Search code examples
pandaspostgresqlsql-update

Update Postgres Database with changes made to Pandas Dataframe


I have a Postgres database which contains a table I want to make some changes too. I've selected 1000 record from the table which contains over 500,0000 records and processed them adding / updating Columns C & D.

db_table

pk col c col d
One updated updated
from sqlalchemy import create_engine

engine = create_engine(f'postgresql://{db_usr}:{db_pwd}@{db_host}:{db_port}/{db_name}')
df = pd.read_sql('Select * FROM db_table LIMIT 1000', engine)

Next I make some changes to column C & D in the pandas dataframe and now want to update these columns back in the Postgres Database (no changes are made to column B and I don't want to write this back to the database).

I now have the following code, it runs without error however no changes are made to the database. The first time it ran to the point of creating a temporary table which I deleted manually, now no changes are made to the database

´´´ conn = psycopg2.connect(f"dbname='{cfg.db_name}' user='{cfg.db_usr}' host='{cfg.db_host}' password='{cfg.db_pwd}'") cur = conn.cursor()

rows = zip(df_properties.index, df_properties.score)


cur.execute("""CREATE TEMP TABLE listing_scores(pk INTEGER, score INTEGER) ON COMMIT DROP""")
cur.executemany("""INSERT INTO listing_scores (pk, score) VALUES(%s, %s)""", rows)
cur.execute(f"""
    UPDATE {cfg.db_rm_table}
    SET score = listing_scores.score
    FROM listing_scores
    WHERE listing_scores.pk = {cfg.db_rm_table}.pk;
    """)

print(cur.rowcount)
conn.commit()
cur.close()
conn.close()´´´

According to the cur.rowcount all the updates are completed however this is not showing up in the database. I'm able to create a new table via pgadmin4 but not in terminal or python using the same credentials


Solution

  • It may be as simple as committing after each row insert or update statement (depending on approach), but I presented a longer response in case it is useful.

    I use pyodbc and SQL Server, but I think you were onto a solution when you mentioned a temporary table. If you create a dataframe from a SQL query, you can insert those rows into a database temporary table, then run your update statement, as presented in your pseudo code. This example is for SQL Server, so you may need to modify for Postgres. So, use your cursor to set up the temp table:

    cur.execute(f"""
      USE [database_name];
      CREATE TABLE #ttable (
      column [datatype] (size) NULL ,
      ...
      lastcolumn [datatype] (size) NULL);
      """)
    

    Next, iterate your dataframe to insert rows into the temp table. This could take time, depending on number of columns, data volume, database configuration, etc.

    First, you'll need to set up a string for your INSERT statement.

    # assume you have a list of column names
    colname = ['column',...'lastcolumn']
    
    # put these in a string for use later
    strcolname =  (", ".join(colname)) 
    

    Pyodbc allows you to insert values where there is a question mark ('?'). You need one for each column.

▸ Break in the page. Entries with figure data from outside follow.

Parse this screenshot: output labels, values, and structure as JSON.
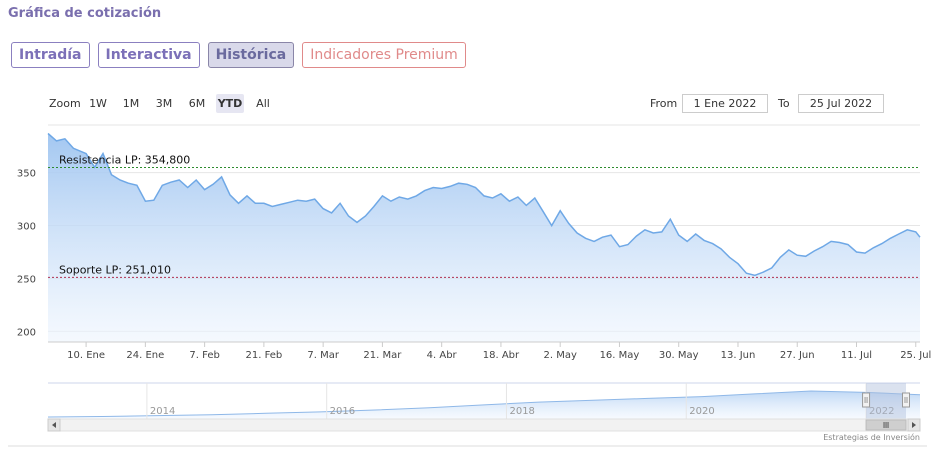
{
  "header": {
    "title": "Gráfica de cotización"
  },
  "tabs": [
    {
      "label": "Intradía",
      "active": false
    },
    {
      "label": "Interactiva",
      "active": false
    },
    {
      "label": "Histórica",
      "active": true
    },
    {
      "label": "Indicadores Premium",
      "active": false
    }
  ],
  "zoom": {
    "label": "Zoom",
    "buttons": [
      {
        "label": "1W",
        "active": false
      },
      {
        "label": "1M",
        "active": false
      },
      {
        "label": "3M",
        "active": false
      },
      {
        "label": "6M",
        "active": false
      },
      {
        "label": "YTD",
        "active": true
      },
      {
        "label": "All",
        "active": false
      }
    ]
  },
  "range": {
    "from_label": "From",
    "from_value": "1 Ene 2022",
    "to_label": "To",
    "to_value": "25 Jul 2022"
  },
  "credits": "Estrategias de Inversión",
  "colors": {
    "line": "#6fa8e6",
    "area_top": "#a7c9f2",
    "resistance": "#2e8b2e",
    "support": "#b03050",
    "accent": "#7c70b8"
  },
  "chart_data": {
    "type": "area",
    "grid": true,
    "y_ticks": [
      200,
      250,
      300,
      350
    ],
    "ylim": [
      190,
      395
    ],
    "x_ticks": [
      "10. Ene",
      "24. Ene",
      "7. Feb",
      "21. Feb",
      "7. Mar",
      "21. Mar",
      "4. Abr",
      "18. Abr",
      "2. May",
      "16. May",
      "30. May",
      "13. Jun",
      "27. Jun",
      "11. Jul",
      "25. Jul"
    ],
    "x_tick_days": [
      9,
      23,
      37,
      51,
      65,
      79,
      93,
      107,
      121,
      135,
      149,
      163,
      177,
      191,
      205
    ],
    "series": [
      {
        "x": [
          0,
          2,
          4,
          6,
          9,
          11,
          13,
          15,
          17,
          19,
          21,
          23,
          25,
          27,
          29,
          31,
          33,
          35,
          37,
          39,
          41,
          43,
          45,
          47,
          49,
          51,
          53,
          55,
          57,
          59,
          61,
          63,
          65,
          67,
          69,
          71,
          73,
          75,
          77,
          79,
          81,
          83,
          85,
          87,
          89,
          91,
          93,
          95,
          97,
          99,
          101,
          103,
          105,
          107,
          109,
          111,
          113,
          115,
          117,
          119,
          121,
          123,
          125,
          127,
          129,
          131,
          133,
          135,
          137,
          139,
          141,
          143,
          145,
          147,
          149,
          151,
          153,
          155,
          157,
          159,
          161,
          163,
          165,
          167,
          169,
          171,
          173,
          175,
          177,
          179,
          181,
          183,
          185,
          187,
          189,
          191,
          193,
          195,
          197,
          199,
          201,
          203,
          205,
          206
        ],
        "values": [
          387,
          380,
          382,
          373,
          368,
          355,
          368,
          348,
          343,
          340,
          338,
          323,
          324,
          338,
          341,
          343,
          336,
          343,
          334,
          339,
          346,
          329,
          321,
          328,
          321,
          321,
          318,
          320,
          322,
          324,
          323,
          325,
          316,
          312,
          321,
          309,
          303,
          309,
          318,
          328,
          323,
          327,
          325,
          328,
          333,
          336,
          335,
          337,
          340,
          339,
          336,
          328,
          326,
          330,
          323,
          327,
          319,
          326,
          313,
          300,
          314,
          302,
          293,
          288,
          285,
          289,
          291,
          280,
          282,
          290,
          296,
          293,
          294,
          306,
          291,
          285,
          292,
          286,
          283,
          278,
          270,
          264,
          255,
          253,
          256,
          260,
          270,
          277,
          272,
          271,
          276,
          280,
          285,
          284,
          282,
          275,
          274,
          279,
          283,
          288,
          292,
          296,
          294,
          289
        ]
      }
    ],
    "annotations": [
      {
        "label": "Resistencia LP: 354,800",
        "value": 354.8
      },
      {
        "label": "Soporte LP: 251,010",
        "value": 251.01
      }
    ],
    "navigator": {
      "labels": [
        "2014",
        "2016",
        "2018",
        "2020",
        "2022"
      ],
      "years": [
        2014,
        2016,
        2018,
        2020,
        2022
      ],
      "values": [
        30,
        31,
        33,
        35,
        38,
        41,
        45,
        50,
        56,
        62,
        66,
        70,
        74,
        80,
        86,
        83,
        78
      ],
      "start_year": 2012.9,
      "end_year": 2022.6
    }
  }
}
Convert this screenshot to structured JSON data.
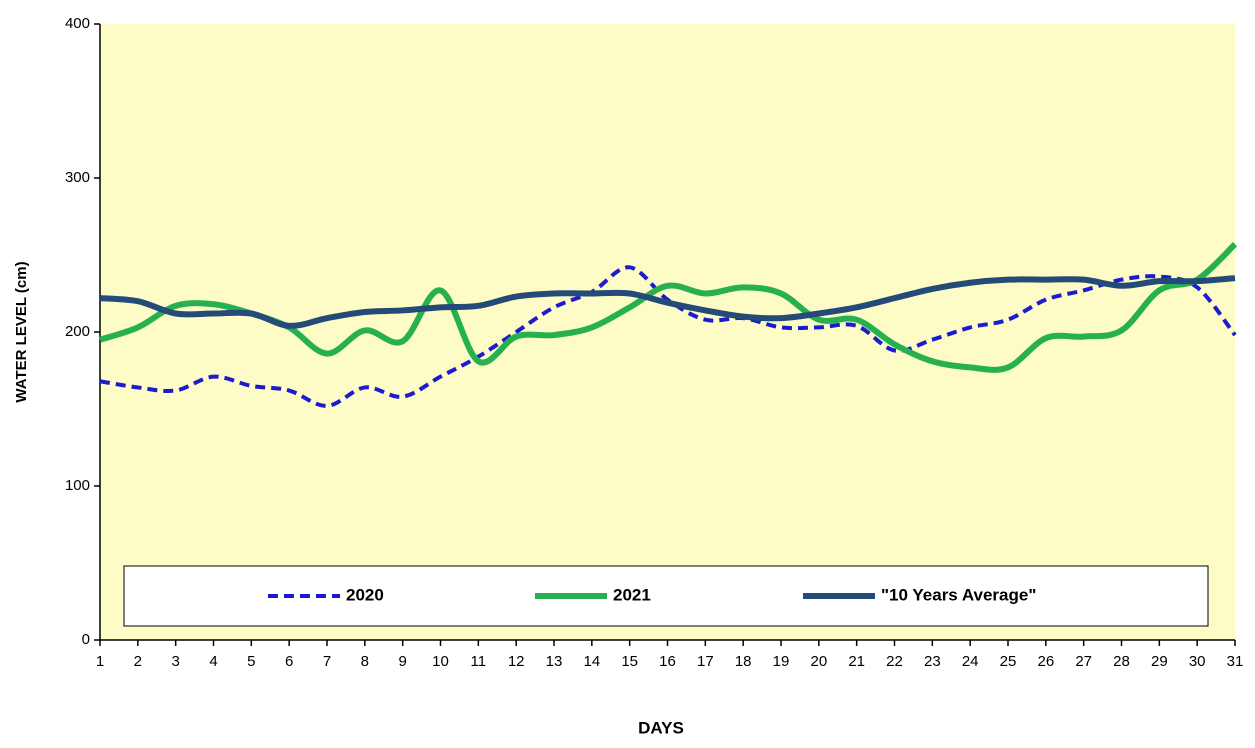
{
  "chart_data": {
    "type": "line",
    "xlabel": "DAYS",
    "ylabel": "WATER LEVEL (cm)",
    "x": [
      1,
      2,
      3,
      4,
      5,
      6,
      7,
      8,
      9,
      10,
      11,
      12,
      13,
      14,
      15,
      16,
      17,
      18,
      19,
      20,
      21,
      22,
      23,
      24,
      25,
      26,
      27,
      28,
      29,
      30,
      31
    ],
    "xlim": [
      1,
      31
    ],
    "xticks": [
      1,
      2,
      3,
      4,
      5,
      6,
      7,
      8,
      9,
      10,
      11,
      12,
      13,
      14,
      15,
      16,
      17,
      18,
      19,
      20,
      21,
      22,
      23,
      24,
      25,
      26,
      27,
      28,
      29,
      30,
      31
    ],
    "ylim": [
      0,
      400
    ],
    "yticks": [
      0,
      100,
      200,
      300,
      400
    ],
    "grid": false,
    "legend": "bottom",
    "background": "#fdfbc6",
    "smooth": true,
    "series": [
      {
        "name": "2020",
        "color": "#1c1ccf",
        "dash": true,
        "values": [
          168,
          164,
          162,
          171,
          165,
          162,
          152,
          164,
          158,
          171,
          184,
          200,
          216,
          226,
          242,
          221,
          208,
          209,
          203,
          203,
          204,
          188,
          195,
          203,
          208,
          221,
          227,
          234,
          236,
          229,
          198
        ]
      },
      {
        "name": "2021",
        "color": "#27b04f",
        "dash": false,
        "values": [
          195,
          203,
          217,
          218,
          212,
          203,
          186,
          201,
          194,
          227,
          181,
          197,
          198,
          203,
          216,
          230,
          225,
          229,
          225,
          208,
          208,
          192,
          181,
          177,
          177,
          196,
          197,
          201,
          227,
          234,
          257
        ]
      },
      {
        "name": "\"10 Years Average\"",
        "color": "#244a78",
        "dash": false,
        "values": [
          222,
          220,
          212,
          212,
          212,
          204,
          209,
          213,
          214,
          216,
          217,
          223,
          225,
          225,
          225,
          219,
          214,
          210,
          209,
          212,
          216,
          222,
          228,
          232,
          234,
          234,
          234,
          230,
          233,
          233,
          235
        ]
      }
    ]
  }
}
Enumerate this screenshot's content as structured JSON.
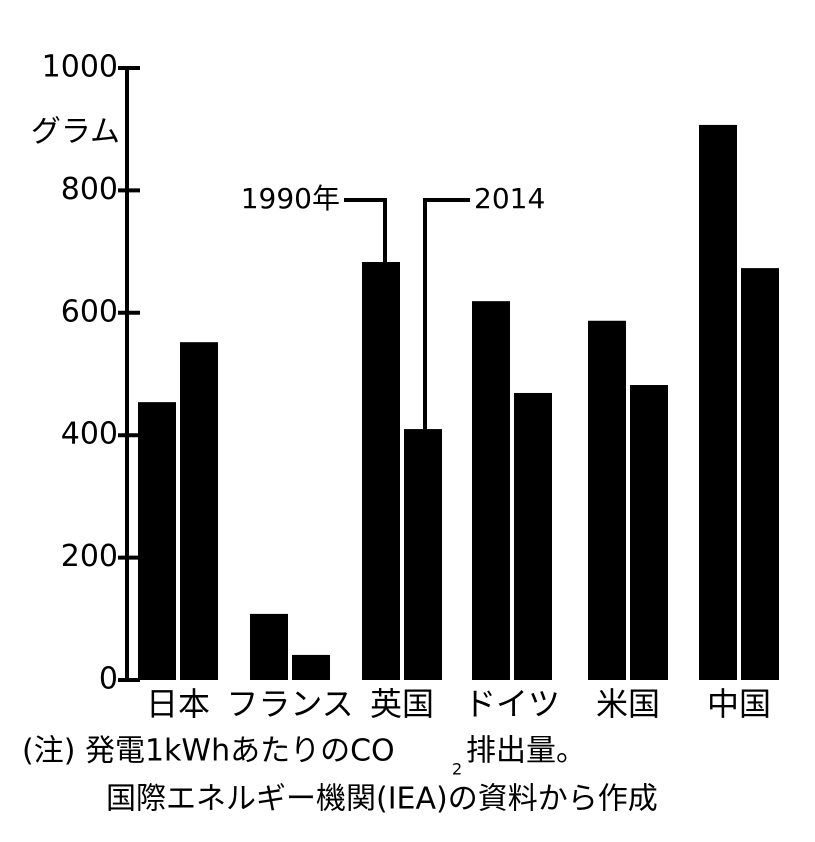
{
  "chart_data": {
    "type": "bar",
    "y_label": "グラム",
    "categories": [
      "日本",
      "フランス",
      "英国",
      "ドイツ",
      "米国",
      "中国"
    ],
    "series": [
      {
        "name": "1990年",
        "color": "#000000",
        "values": [
          454,
          108,
          683,
          619,
          587,
          907
        ]
      },
      {
        "name": "2014",
        "color": "#000000",
        "values": [
          552,
          41,
          410,
          469,
          482,
          673
        ]
      }
    ],
    "ylim": [
      0,
      1000
    ],
    "yticks": [
      0,
      200,
      400,
      600,
      800,
      1000
    ],
    "note": [
      "(注) 発電1kWhあたりのCO",
      "2",
      "排出量。",
      "国際エネルギー機関(IEA)の資料から作成"
    ]
  }
}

    # length of column name list
    clen = len(colname)
    
    # question mark list
    for i in range(clen):
      ql.append('?')
    
    # now make it a string
    qstr = ", ".join(ql)
    

    With this in place, you can set up a string that will contain the INSERT statement but not the values - that comes later.

    # insert query for temp table
    intt = ('INSERT INTO #ttable (' + strcolname + ') values (' +
                qstr + ')')
    

    Assuming you've created your dataframe (df), now iterate the rows and execute the INSERT statement using the values from the dataframe row. Row-by-agonizing-row (rbar) can be slow and with pyodbc you need a commit() for each execution. That is a potential drawback of this approach.

    for index, row in df.iterrows():
      cur.execute(intt, tuple(row))
      cur.commit()
    

    Now, you have a temporary table and you can use it to execute an UPDATE statement, along the lines provided in your pseudo code. Note: you only have to run this once, since all the rows you want are in the temporary table.

    cur.execute(f"""
        UPDATE cfg.db_rm_table
        SET score = #ttable.score
        FROM #ttable
        WHERE #ttable.pk = cfg.db_rm_table.pk;
        """)
    

    You seem to be editing as quickly as I am writing, so there may be some overlap, but the gist is, you iterate your dataframe rows to insert into the temporary table, then run a single update statement using value from the temporary table.

    With pyodbc, as long as it is run in the same connection, everything works smoothly. I am not sure with the approach you are using. But the toolset looks similar in construct.

    I hope that this is somehow useful.